Today we catch a glimpse of one of another rare named woman who escaped the anonymity of Hebrew and Christian scriptures; the tricky, enigmatic and definitely unbowed heroin of the Book of Esther. I have used only representative slices of Esther; in the 21st century, when we are bombarded with so many faces of violence in the world as we eat our dinner or breakfast, I don’t think it is necessary to be reminded of the brutal ways in which human beings execute each other.

But I do think it is necessary to be reminded of the strength and courage of those who stand up for justice. It is worth remembering as we glimpse a slice of the Book of Esther that not all are card-carrying adherents of our faith. The book of Esther, as I mentioned in my notes, contains no direct reference to God, yet it explores the strength and integrity of a woman who stands up in the face of evil.
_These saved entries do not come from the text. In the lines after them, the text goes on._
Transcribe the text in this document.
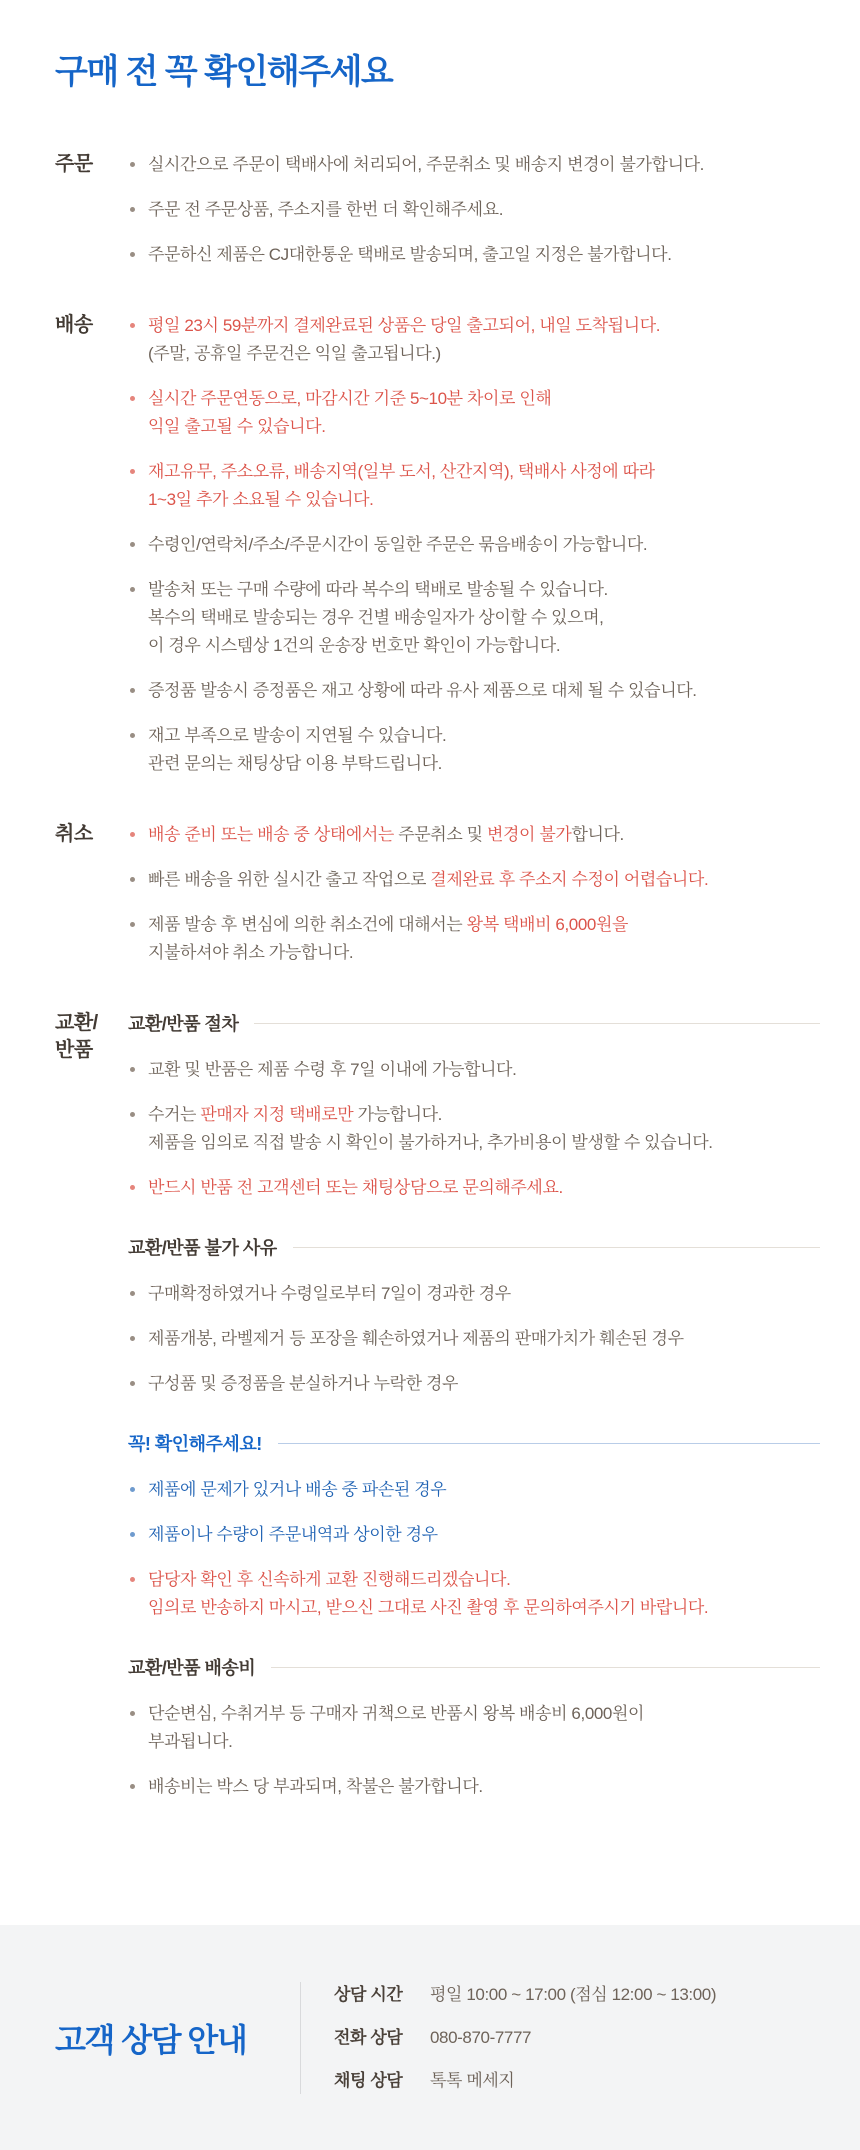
구매 전 꼭 확인해주세요
주문	실시간으로 주문이 택배사에 처리되어, 주문취소 및 배송지 변경이 불가합니다.
주문 전 주문상품, 주소지를 한번 더 확인해주세요.
주문하신 제품은 CJ대한통운 택배로 발송되며, 출고일 지정은 불가합니다.
배송	평일 23시 59분까지 결제완료된 상품은 당일 출고되어, 내일 도착됩니다.
(주말, 공휴일 주문건은 익일 출고됩니다.)
실시간 주문연동으로, 마감시간 기준 5~10분 차이로 인해
익일 출고될 수 있습니다.
재고유무, 주소오류, 배송지역(일부 도서, 산간지역), 택배사 사정에 따라
1~3일 추가 소요될 수 있습니다.
수령인/연락처/주소/주문시간이 동일한 주문은 묶음배송이 가능합니다.
발송처 또는 구매 수량에 따라 복수의 택배로 발송될 수 있습니다.
복수의 택배로 발송되는 경우 건별 배송일자가 상이할 수 있으며,
이 경우 시스템상 1건의 운송장 번호만 확인이 가능합니다.
증정품 발송시 증정품은 재고 상황에 따라 유사 제품으로 대체 될 수 있습니다.
재고 부족으로 발송이 지연될 수 있습니다.
관련 문의는 채팅상담 이용 부탁드립니다.
취소	배송 준비 또는 배송 중 상태에서는 주문취소 및 변경이 불가합니다.
빠른 배송을 위한 실시간 출고 작업으로 결제완료 후 주소지 수정이 어렵습니다.
제품 발송 후 변심에 의한 취소건에 대해서는 왕복 택배비 6,000원을
지불하셔야 취소 가능합니다.
교환/
반품
교환/반품 절차
교환 및 반품은 제품 수령 후 7일 이내에 가능합니다.
수거는 판매자 지정 택배로만 가능합니다.
제품을 임의로 직접 발송 시 확인이 불가하거나, 추가비용이 발생할 수 있습니다.
반드시 반품 전 고객센터 또는 채팅상담으로 문의해주세요.
교환/반품 불가 사유
구매확정하였거나 수령일로부터 7일이 경과한 경우
제품개봉, 라벨제거 등 포장을 훼손하였거나 제품의 판매가치가 훼손된 경우
구성품 및 증정품을 분실하거나 누락한 경우
꼭! 확인해주세요!
제품에 문제가 있거나 배송 중 파손된 경우
제품이나 수량이 주문내역과 상이한 경우
담당자 확인 후 신속하게 교환 진행해드리겠습니다.
임의로 반송하지 마시고, 받으신 그대로 사진 촬영 후 문의하여주시기 바랍니다.
교환/반품 배송비
단순변심, 수취거부 등 구매자 귀책으로 반품시 왕복 배송비 6,000원이
부과됩니다.
배송비는 박스 당 부과되며, 착불은 불가합니다.
고객 상담 안내
상담 시간	평일 10:00 ~ 17:00 (점심 12:00 ~ 13:00)
전화 상담	080-870-7777
채팅 상담	톡톡 메세지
We do not need to think hard or long to know that there have been many in human history. Some I could name would be controversial: I think of the young and feisty Greta Thunberg, or even more controversially Phoebe Plummer, and Anna Holland.  Others are less controversial, as I think of Malala Yousafzai, and her fight for education for young women and girls in Pakistan, Nigerian Chimamanda Ngozi Adichie who in her novels and public addresses has fought to defend women from exploitation and market manipulation; lesser-known Clara Gouin, a stay-at-home mom in Maryland; Donna Shimp, in New Jersey, who, like Gouin, fought Big Tobacco in the USA; Erin Brockovich who fought groundwater contamination in California; Rosa Parks, who fought for civil rights in Alabama and the wider USA.  Oh? And in New Zealand? Historically it’s hard to go past Kate Sheppard who fought for women’s voting rights, of even our own Penny Jamieson who did her best to crack the glass ceiling that women faced – and to a lesser extent still face – in New Zealand Anglicanism.

Some of these were card-carrying Christ-bearers. Others were bearers of what I might call the ethos of Christ, we might even say the Spirit of Christ, the Spirit of Jesus.

And therein lies a challenge – addressed by Jesus himself, in our gospel passage today, as he proclaims “anyone who is not against us is for us.” For we as a Christian, a Christ-bearing community are challenged to speak up, in word and deed, where we see injustice, and to stand with others, regardless of faith, as they do too. We need to ensure that we, to borrow Jesus’ example, stand in solidarity with all who bear a cup of water to the thirsty, and stand in firm opposition to those who cause the weak to stumble. Finding when and when not to do that is a journey of discernment to which we are all called  to engage in prayer and discourse, so that we can bear Christlike justice and compassion wherever we live and work.